Vivia pra família. Cumpria com zelo suas obrigações. Fazia compras pra casa, buscando sempre as ofertas, conduzia a rotina com calma e constância. Acordava cedo para acompanhar a saída dos filhos para a escola ou o trabalho. Em casa, passava o dia a costurar, a adaptar e consertar roupas para os filhos e roupas de cama. Também pintava panos de prato, bordava nossas roupas e lençóis (as irmãs dela também, todas muito prendadas). Adorava ler, e escrevia também. Gostava de cantar e sua voz era linda e afinada. Era muito próxima de Deus - numa fé inabalável. Não tenho nenhum desses talentos...
Demarcava a hora do almoço, merenda e jantar. Nos levava ao parque, se preciso, ao clube, à visitas aos parentes, passávamos longas temporadas juntos nas fazendas. Acompanhava se cumpriámos os deveres de casa, exigia que arrumássemos nossas camas diariamente e a casa aos fins de semana. Era enérgica, ao mesmo tempo muita serena. Às vezes ficava brava e nos batia - sempre no bumbum, dizia que bater no rosto fazia a pessoa perder o respeito, quer dizer, havia limites para o castigo rsrsrs
Tinha sempre uma aura de otimismo e bom humor. Era engraçadinha, fazia trocadilhos, tiradas humoradas, um talento nato da família dela, todos têm. É essa herança que mais invejo não ter herdado, a de fazer outros rirem rsrsrs Uma majestade em seu pequeno reino.

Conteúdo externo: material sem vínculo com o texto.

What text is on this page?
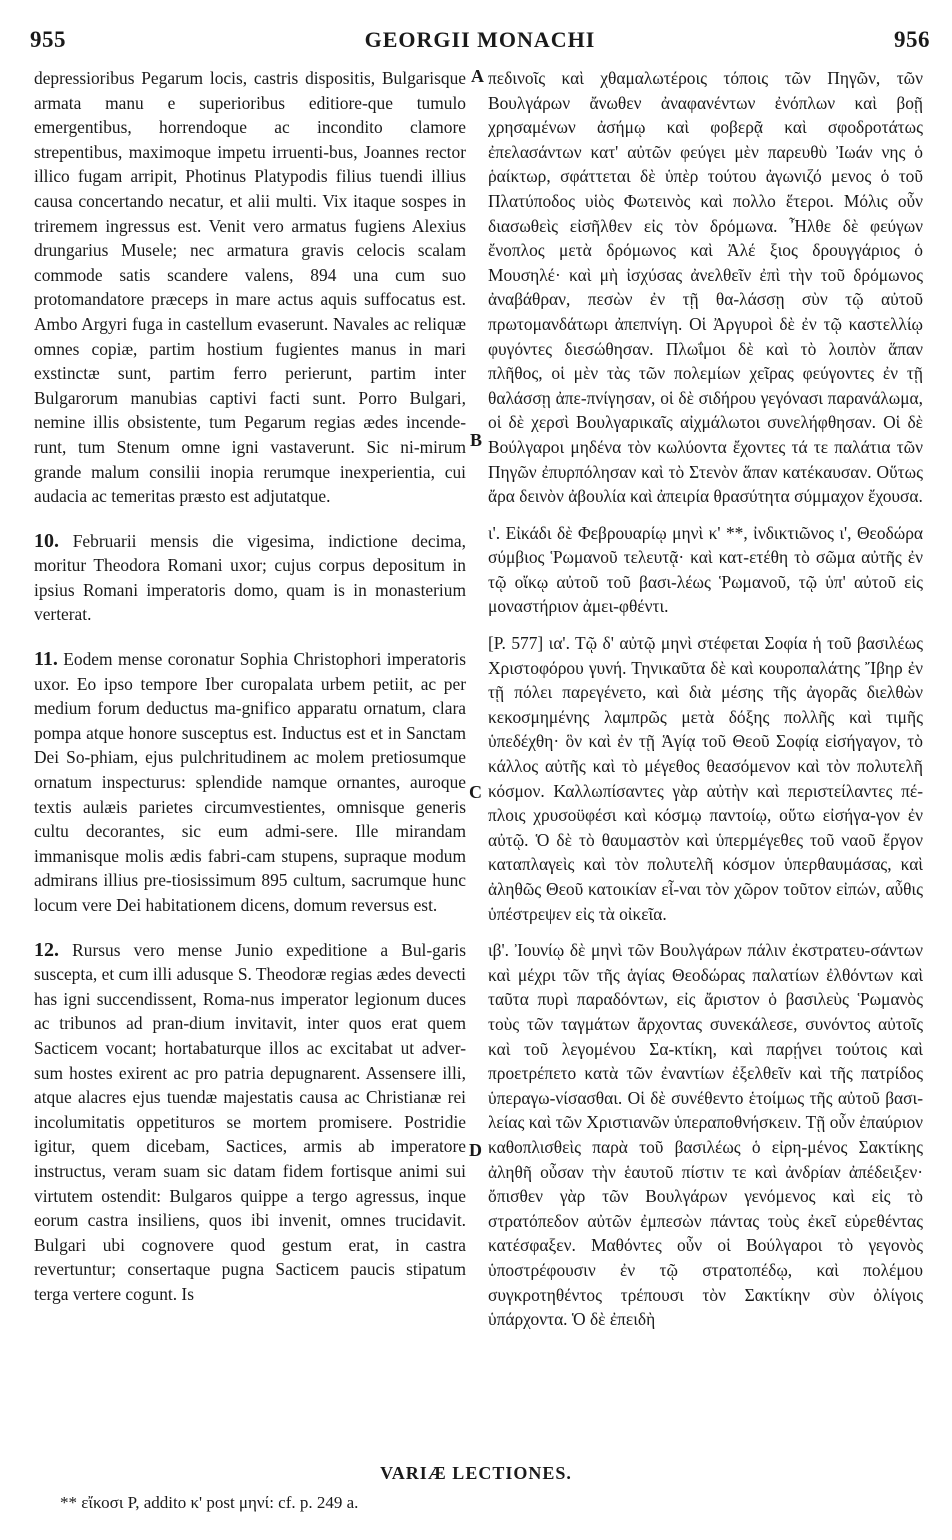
955	GEORGII MONACHI	956
A
B
C
D

depressioribus Pegarum locis, castris dispositis, Bulgarisque armata manu e superioribus editiore-que tumulo emergentibus, horrendoque ac incondito clamore strepentibus, maximoque impetu irruenti-bus, Joannes rector illico fugam arripit, Photinus Platypodis filius tuendi illius causa concertando necatur, et alii multi. Vix itaque sospes in triremem ingressus est. Venit vero armatus fugiens Alexius drungarius Musele; nec armatura gravis celocis scalam commode satis scandere valens, 894 una cum suo protomandatore præceps in mare actus aquis suffocatus est. Ambo Argyri fuga in castellum evaserunt. Navales ac reliquæ omnes copiæ, partim hostium fugientes manus in mari exstinctæ sunt, partim ferro perierunt, partim inter Bulgarorum manubias captivi facti sunt. Porro Bulgari, nemine illis obsistente, tum Pegarum regias ædes incende-runt, tum Stenum omne igni vastaverunt. Sic ni-mirum grande malum consilii inopia rerumque inexperientia, cui audacia ac temeritas præsto est adjutatque.

10. Februarii mensis die vigesima, indictione decima, moritur Theodora Romani uxor; cujus corpus depositum in ipsius Romani imperatoris domo, quam is in monasterium verterat.

11. Eodem mense coronatur Sophia Christophori imperatoris uxor. Eo ipso tempore Iber curopalata urbem petiit, ac per medium forum deductus ma-gnifico apparatu ornatum, clara pompa atque honore susceptus est. Inductus est et in Sanctam Dei So-phiam, ejus pulchritudinem ac molem pretiosumque ornatum inspecturus: splendide namque ornantes, auroque textis aulæis parietes circumvestientes, omnisque generis cultu decorantes, sic eum admi-sere. Ille mirandam immanisque molis ædis fabri-cam stupens, supraque modum admirans illius pre-tiosissimum 895 cultum, sacrumque hunc locum vere Dei habitationem dicens, domum reversus est.

12. Rursus vero mense Junio expeditione a Bul-garis suscepta, et cum illi adusque S. Theodoræ regias ædes devecti has igni succendissent, Roma-nus imperator legionum duces ac tribunos ad pran-dium invitavit, inter quos erat quem Sacticem vocant; hortabaturque illos ac excitabat ut adver-sum hostes exirent ac pro patria depugnarent. Assensere illi, atque alacres ejus tuendæ majestatis causa ac Christianæ rei incolumitatis oppetituros se mortem promisere. Postridie igitur, quem dicebam, Sactices, armis ab imperatore instructus, veram suam sic datam fidem fortisque animi sui virtutem ostendit: Bulgaros quippe a tergo agressus, inque eorum castra insiliens, quos ibi invenit, omnes trucidavit. Bulgari ubi cognovere quod gestum erat, in castra revertuntur; consertaque pugna Sacticem paucis stipatum terga vertere cogunt. Is

πεδινοῖς καὶ χθαμαλωτέροις τόποις τῶν Πηγῶν, τῶν Βουλγάρων ἄνωθεν ἀναφανέντων ἐνόπλων καὶ βοῇ χρησαμένων ἀσήμῳ καὶ φοβερᾷ καὶ σφοδροτάτως ἐπελασάντων κατ' αὐτῶν φεύγει μὲν παρευθὺ Ἰωάν νης ὁ ῥαίκτωρ, σφάττεται δὲ ὑπὲρ τούτου ἀγωνιζό μενος ὁ τοῦ Πλατύποδος υἱὸς Φωτεινὸς καὶ πολλο ἕτεροι. Μόλις οὖν διασωθεὶς εἰσῆλθεν εἰς τὸν δρόμωνα. Ἦλθε δὲ φεύγων ἔνοπλος μετὰ δρόμωνος καὶ Ἀλέ ξιος δρουγγάριος ὁ Μουσηλέ· καὶ μὴ ἰσχύσας ἀνελθεῖν ἐπὶ τὴν τοῦ δρόμωνος ἀναβάθραν, πεσὼν ἐν τῇ θα-λάσσῃ σὺν τῷ αὐτοῦ πρωτομανδάτωρι ἀπεπνίγη. Οἱ Ἀργυροὶ δὲ ἐν τῷ καστελλίῳ φυγόντες διεσώθησαν. Πλωΐμοι δὲ καὶ τὸ λοιπὸν ἅπαν πλῆθος, οἱ μὲν τὰς τῶν πολεμίων χεῖρας φεύγοντες ἐν τῇ θαλάσσῃ ἀπε-πνίγησαν, οἱ δὲ σιδήρου γεγόνασι παρανάλωμα, οἱ δὲ χερσὶ Βουλγαρικαῖς αἰχμάλωτοι συνελήφθησαν. Οἱ δὲ Βούλγαροι μηδένα τὸν κωλύοντα ἔχοντες τά τε παλάτια τῶν Πηγῶν ἐπυρπόλησαν καὶ τὸ Στενὸν ἅπαν κατέκαυσαν. Οὕτως ἄρα δεινὸν ἀβουλία καὶ ἀπειρία θρασύτητα σύμμαχον ἔχουσα.

ι'. Εἰκάδι δὲ Φεβρουαρίῳ μηνὶ κ' **, ἰνδικτιῶνος ι', Θεοδώρα σύμβιος Ῥωμανοῦ τελευτᾷ· καὶ κατ-ετέθη τὸ σῶμα αὐτῆς ἐν τῷ οἴκῳ αὐτοῦ τοῦ βασι-λέως Ῥωμανοῦ, τῷ ὑπ' αὐτοῦ εἰς μοναστήριον ἀμει-φθέντι.

[P. 577] ια'. Τῷ δ' αὐτῷ μηνὶ στέφεται Σοφία ἡ τοῦ βασιλέως Χριστοφόρου γυνή. Τηνικαῦτα δὲ καὶ κουροπαλάτης Ἴβηρ ἐν τῇ πόλει παρεγένετο, καὶ διὰ μέσης τῆς ἀγορᾶς διελθὼν κεκοσμημένης λαμπρῶς μετὰ δόξης πολλῆς καὶ τιμῆς ὑπεδέχθη· ὃν καὶ ἐν τῇ Ἁγίᾳ τοῦ Θεοῦ Σοφίᾳ εἰσήγαγον, τὸ κάλλος αὐτῆς καὶ τὸ μέγεθος θεασόμενον καὶ τὸν πολυτελῆ κόσμον. Καλλωπίσαντες γὰρ αὐτὴν καὶ περιστείλαντες πέ-πλοις χρυσοϋφέσι καὶ κόσμῳ παντοίῳ, οὕτω εἰσήγα-γον ἐν αὐτῷ. Ὁ δὲ τὸ θαυμαστὸν καὶ ὑπερμέγεθες τοῦ ναοῦ ἔργον καταπλαγεὶς καὶ τὸν πολυτελῆ κόσμον ὑπερθαυμάσας, καὶ ἀληθῶς Θεοῦ κατοικίαν εἶ-ναι τὸν χῶρον τοῦτον εἰπών, αὖθις ὑπέστρεψεν εἰς τὰ οἰκεῖα.

ιβ'. Ἰουνίῳ δὲ μηνὶ τῶν Βουλγάρων πάλιν ἐκστρατευ-σάντων καὶ μέχρι τῶν τῆς ἁγίας Θεοδώρας παλατίων ἐλθόντων καὶ ταῦτα πυρὶ παραδόντων, εἰς ἄριστον ὁ βασιλεὺς Ῥωμανὸς τοὺς τῶν ταγμάτων ἄρχοντας συνεκάλεσε, συνόντος αὐτοῖς καὶ τοῦ λεγομένου Σα-κτίκη, καὶ παρῄνει τούτοις καὶ προετρέπετο κατὰ τῶν ἐναντίων ἐξελθεῖν καὶ τῆς πατρίδος ὑπεραγω-νίσασθαι. Οἱ δὲ συνέθεντο ἑτοίμως τῆς αὐτοῦ βασι-λείας καὶ τῶν Χριστιανῶν ὑπεραποθνήσκειν. Τῇ οὖν ἐπαύριον καθοπλισθεὶς παρὰ τοῦ βασιλέως ὁ εἰρη-μένος Σακτίκης ἀληθῆ οὖσαν τὴν ἑαυτοῦ πίστιν τε καὶ ἀνδρίαν ἀπέδειξεν· ὄπισθεν γὰρ τῶν Βουλγάρων γενόμενος καὶ εἰς τὸ στρατόπεδον αὐτῶν ἐμπεσὼν πάντας τοὺς ἐκεῖ εὑρεθέντας κατέσφαξεν. Μαθόντες οὖν οἱ Βούλγαροι τὸ γεγονὸς ὑποστρέφουσιν ἐν τῷ στρατοπέδῳ, καὶ πολέμου συγκροτηθέντος τρέπουσι τὸν Σακτίκην σὺν ὀλίγοις ὑπάρχοντα. Ὁ δὲ ἐπειδὴ

VARIÆ LECTIONES.
** εἴκοσι P, addito κ' post μηνί: cf. p. 249 a.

Não ruminava raiva, nem mágoa, as coisas ruins esquecia depressa. Era amorosa sem abraços e beijos - em receptividade, em doação para a casa, para nós, para a sua família toda. Recebia primos, parentes, compadres, sobrinhos, amigos dos filhos. Em sua casa comiam 10 ou 20. Jamais nos disse para não convidar alguém. Casa aberta e hospitaleira. Fazia doces em tachos, biscoito ou pão de queijo, batia um sorvete, estourava uma pipoca, coava um chá e um café (mas só tomava chá, jamais café), sempre um queijo minas (já amassamos alguns juntas) e a mesa estava posta. Era discreta, não esticava nem aumentava conversas...
Fico pensando em como uma pessoa caseira, reservada, alegre de pouca fala, sem grandes sonhos de mundo, tinha uma força tão grande. Seu nome ia à frente, levado pela educação dos filhos, pelo brilho deles na escola e no trabalho, pelas roupas bem feitas, pela casa aberta...

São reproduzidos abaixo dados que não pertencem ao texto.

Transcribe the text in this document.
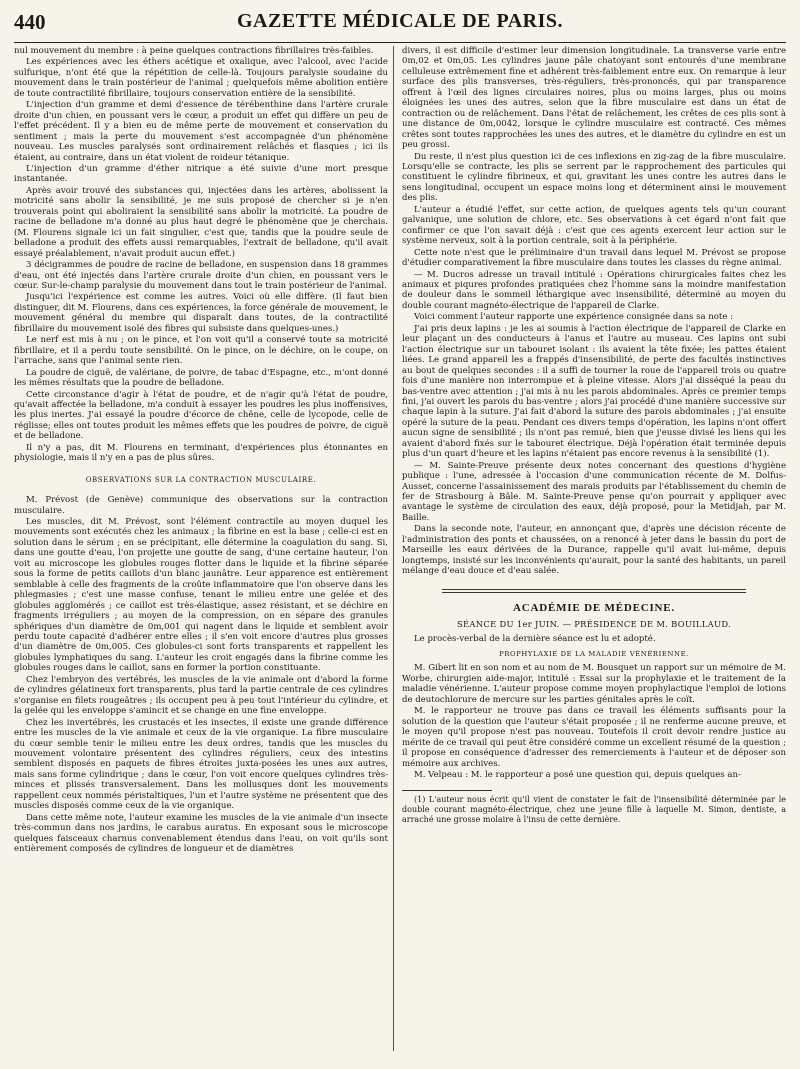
440	GAZETTE MÉDICALE DE PARIS.

nul mouvement du membre : à peine quelques contractions fibrillaires très-faibles.

Les expériences avec les éthers acétique et oxalique, avec l'alcool, avec l'acide sulfurique, n'ont été que la répétition de celle-là. Toujours paralysie soudaine du mouvement dans le train postérieur de l'animal ; quelquefois même abolition entière de toute contractilité fibrillaire, toujours conservation entière de la sensibilité.

L'injection d'un gramme et demi d'essence de térébenthine dans l'artère crurale droite d'un chien, en poussant vers le cœur, a produit un effet qui diffère un peu de l'effet précédent. Il y a bien eu de même perte de mouvement et conservation du sentiment ; mais la perte du mouvement s'est accompagnée d'un phénomène nouveau. Les muscles paralysés sont ordinairement relâchés et flasques ; ici ils étaient, au contraire, dans un état violent de roideur tétanique.

L'injection d'un gramme d'éther nitrique a été suivie d'une mort presque instantanée.

Après avoir trouvé des substances qui, injectées dans les artères, abolissent la motricité sans abolir la sensibilité, je me suis proposé de chercher si je n'en trouverais point qui aboliraient la sensibilité sans abolir la motricité. La poudre de racine de belladone m'a donné au plus haut degré le phénomène que je cherchais. (M. Flourens signale ici un fait singulier, c'est que, tandis que la poudre seule de belladone a produit des effets aussi remarquables, l'extrait de belladone, qu'il avait essayé préalablement, n'avait produit aucun effet.)

3 décigrammes de poudre de racine de belladone, en suspension dans 18 grammes d'eau, ont été injectés dans l'artère crurale droite d'un chien, en poussant vers le cœur. Sur-le-champ paralysie du mouvement dans tout le train postérieur de l'animal.

Jusqu'ici l'expérience est comme les autres. Voici où elle diffère. (Il faut bien distinguer, dit M. Flourens, dans ces expériences, la force générale de mouvement, le mouvement général du membre qui disparaît dans toutes, de la contractilité fibrillaire du mouvement isolé des fibres qui subsiste dans quelques-unes.)

Le nerf est mis à nu ; on le pince, et l'on voit qu'il a conservé toute sa motricité fibrillaire, et il a perdu toute sensibilité. On le pince, on le déchire, on le coupe, on l'arrache, sans que l'animal sente rien.

La poudre de ciguë, de valériane, de poivre, de tabac d'Espagne, etc., m'ont donné les mêmes résultats que la poudre de belladone.

Cette circonstance d'agir à l'état de poudre, et de n'agir qu'à l'état de poudre, qu'avait affectée la belladone, m'a conduit à essayer les poudres les plus inoffensives, les plus inertes. J'ai essayé la poudre d'écorce de chêne, celle de lycopode, celle de réglisse; elles ont toutes produit les mêmes effets que les poudres de poivre, de ciguë et de belladone.

Il n'y a pas, dit M. Flourens en terminant, d'expériences plus étonnantes en physiologie, mais il n'y en a pas de plus sûres.

OBSERVATIONS SUR LA CONTRACTION MUSCULAIRE.

M. Prévost (de Genève) communique des observations sur la contraction musculaire.

Les muscles, dit M. Prévost, sont l'élément contractile au moyen duquel les mouvements sont exécutés chez les animaux ; la fibrine en est la base ; celle-ci est en solution dans le sérum ; en se précipitant, elle détermine la coagulation du sang. Si, dans une goutte d'eau, l'on projette une goutte de sang, d'une certaine hauteur, l'on voit au microscope les globules rouges flotter dans le liquide et la fibrine séparée sous la forme de petits caillots d'un blanc jaunâtre. Leur apparence est entièrement semblable à celle des fragments de la croûte inflammatoire que l'on observe dans les phlegmasies ; c'est une masse confuse, tenant le milieu entre une gelée et des globules agglomérés ; ce caillot est très-élastique, assez résistant, et se déchire en fragments irréguliers ; au moyen de la compression, on en sépare des granules sphériques d'un diamètre de 0m,001 qui nagent dans le liquide et semblent avoir perdu toute capacité d'adhérer entre elles ; il s'en voit encore d'autres plus grosses d'un diamètre de 0m,005. Ces globules-ci sont forts transparents et rappellent les globules lymphatiques du sang. L'auteur les croit engagés dans la fibrine comme les globules rouges dans le caillot, sans en former la portion constituante.

Chez l'embryon des vertébrés, les muscles de la vie animale ont d'abord la forme de cylindres gélatineux fort transparents, plus tard la partie centrale de ces cylindres s'organise en filets rougeâtres ; ils occupent peu à peu tout l'intérieur du cylindre, et la gelée qui les enveloppe s'amincit et se change en une fine enveloppe.

Chez les invertébrés, les crustacés et les insectes, il existe une grande différence entre les muscles de la vie animale et ceux de la vie organique. La fibre musculaire du cœur semble tenir le milieu entre les deux ordres, tandis que les muscles du mouvement volontaire présentent des cylindres réguliers, ceux des intestins semblent disposés en paquets de fibres étroites juxta-posées les unes aux autres, mais sans forme cylindrique ; dans le cœur, l'on voit encore quelques cylindres très-minces et plissés transversalement. Dans les mollusques dont les mouvements rappellent ceux nommés péristaltiques, l'un et l'autre système ne présentent que des muscles disposés comme ceux de la vie organique.

Dans cette même note, l'auteur examine les muscles de la vie animale d'un insecte très-commun dans nos jardins, le carabus auratus. En exposant sous le microscope quelques faisceaux charnus convenablement étendus dans l'eau, on voit qu'ils sont entièrement composés de cylindres de longueur et de diamètres

divers, il est difficile d'estimer leur dimension longitudinale. La transverse varie entre 0m,02 et 0m,05. Les cylindres jaune pâle chatoyant sont entourés d'une membrane celluleuse extrêmement fine et adhérent très-faiblement entre eux. On remarque à leur surface des plis transverses, très-réguliers, très-prononcés, qui par transparence offrent à l'œil des lignes circulaires noires, plus ou moins larges, plus ou moins éloignées les unes des autres, selon que la fibre musculaire est dans un état de contraction ou de relâchement. Dans l'état de relâchement, les crêtes de ces plis sont à une distance de 0m,0042, lorsque le cylindre musculaire est contracté. Ces mêmes crêtes sont toutes rapprochées les unes des autres, et le diamètre du cylindre en est un peu grossi.

Du reste, il n'est plus question ici de ces inflexions en zig-zag de la fibre musculaire. Lorsqu'elle se contracte, les plis se serrent par le rapprochement des particules qui constituent le cylindre fibrineux, et qui, gravitant les unes contre les autres dans le sens longitudinal, occupent un espace moins long et déterminent ainsi le mouvement des plis.

L'auteur a étudié l'effet, sur cette action, de quelques agents tels qu'un courant galvanique, une solution de chlore, etc. Ses observations à cet égard n'ont fait que confirmer ce que l'on savait déjà : c'est que ces agents exercent leur action sur le système nerveux, soit à la portion centrale, soit à la périphérie.

Cette note n'est que le préliminaire d'un travail dans lequel M. Prévost se propose d'étudier comparativement la fibre musculaire dans toutes les classes du règne animal.

— M. Ducros adresse un travail intitulé : Opérations chirurgicales faites chez les animaux et piqures profondes pratiquées chez l'homme sans la moindre manifestation de douleur dans le sommeil léthargique avec insensibilité, déterminé au moyen du double courant magnéto-électrique de l'appareil de Clarke.

Voici comment l'auteur rapporte une expérience consignée dans sa note :

J'ai pris deux lapins : je les ai soumis à l'action électrique de l'appareil de Clarke en leur plaçant un des conducteurs à l'anus et l'autre au museau. Ces lapins ont subi l'action électrique sur un tabouret isolant : ils avaient la tête fixée; les pattes étaient liées. Le grand appareil les a frappés d'insensibilité, de perte des facultés instinctives au bout de quelques secondes : il a suffi de tourner la roue de l'appareil trois ou quatre fois d'une manière non interrompue et à pleine vitesse. Alors j'ai disséqué la peau du bas-ventre avec attention ; j'ai mis à nu les parois abdominales. Après ce premier temps fini, j'ai ouvert les parois du bas-ventre ; alors j'ai procédé d'une manière successive sur chaque lapin à la suture. J'ai fait d'abord la suture des parois abdominales ; j'ai ensuite opéré la suture de la peau. Pendant ces divers temps d'opération, les lapins n'ont offert aucun signe de sensibilité ; ils n'ont pas remué, bien que j'eusse divisé les liens qui les avaient d'abord fixés sur le tabouret électrique. Déjà l'opération était terminée depuis plus d'un quart d'heure et les lapins n'étaient pas encore revenus à la sensibilité (1).

— M. Sainte-Preuve présente deux notes concernant des questions d'hygiène publique : l'une, adressée à l'occasion d'une communication récente de M. Dolfus-Ausset, concerne l'assainissement des marais produits par l'établissement du chemin de fer de Strasbourg à Bâle. M. Sainte-Preuve pense qu'on pourrait y appliquer avec avantage le système de circulation des eaux, déjà proposé, pour la Metidjah, par M. Baille.

Dans la seconde note, l'auteur, en annonçant que, d'après une décision récente de l'administration des ponts et chaussées, on a renoncé à jeter dans le bassin du port de Marseille les eaux dérivées de la Durance, rappelle qu'il avait lui-même, depuis longtemps, insisté sur les inconvénients qu'aurait, pour la santé des habitants, un pareil mélange d'eau douce et d'eau salée.

ACADÉMIE DE MÉDECINE.
SÉANCE DU 1er JUIN. — PRÉSIDENCE DE M. BOUILLAUD.

Le procès-verbal de la dernière séance est lu et adopté.

PROPHYLAXIE DE LA MALADIE VÉNÉRIENNE.

M. Gibert lit en son nom et au nom de M. Bousquet un rapport sur un mémoire de M. Worbe, chirurgien aide-major, intitulé : Essai sur la prophylaxie et le traitement de la maladie vénérienne. L'auteur propose comme moyen prophylactique l'emploi de lotions de deutochlorure de mercure sur les parties génitales après le coït.

M. le rapporteur ne trouve pas dans ce travail les éléments suffisants pour la solution de la question que l'auteur s'était proposée ; il ne renferme aucune preuve, et le moyen qu'il propose n'est pas nouveau. Toutefois il croit devoir rendre justice au mérite de ce travail qui peut être considéré comme un excellent résumé de la question ; il propose en conséquence d'adresser des remerciements à l'auteur et de déposer son mémoire aux archives.

M. Velpeau : M. le rapporteur a posé une question qui, depuis quelques an-

(1) L'auteur nous écrit qu'il vient de constater le fait de l'insensibilité déterminée par le double courant magnéto-électrique, chez une jeune fille à laquelle M. Simon, dentiste, a arraché une grosse molaire à l'insu de cette dernière.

Em Dores do Indaiá, onde nascemos, ela era a Maria do Emídio rsrsrs pois naquela terra era forasteira. Era dali pertinho, de Bom Despacho e Luz, mas ali ele era local, havia gerações - alegre, extrovertido, mandão, neto de italiano, falava alto ocupando todo o espaço onde chegava rsrsrs
E exatamente nesse mesmo dia, na volta do trabalho para casa, tendo feito essas considerações pela manhã, li alguns comentários sábios da jornalista Sivan Rahav Meir sobre a parashá da semana (porção da Bíblia semanal, lida em todas as sinagogas do mundo). Diziam que toda mudança começa em casa, na vida privada, especialmente na mesa de refeição - num espaço simbólico entre a sala e a cozinha, em que se dá a vida social da família, onde a socialização com o outro se inicia e cria suas bases.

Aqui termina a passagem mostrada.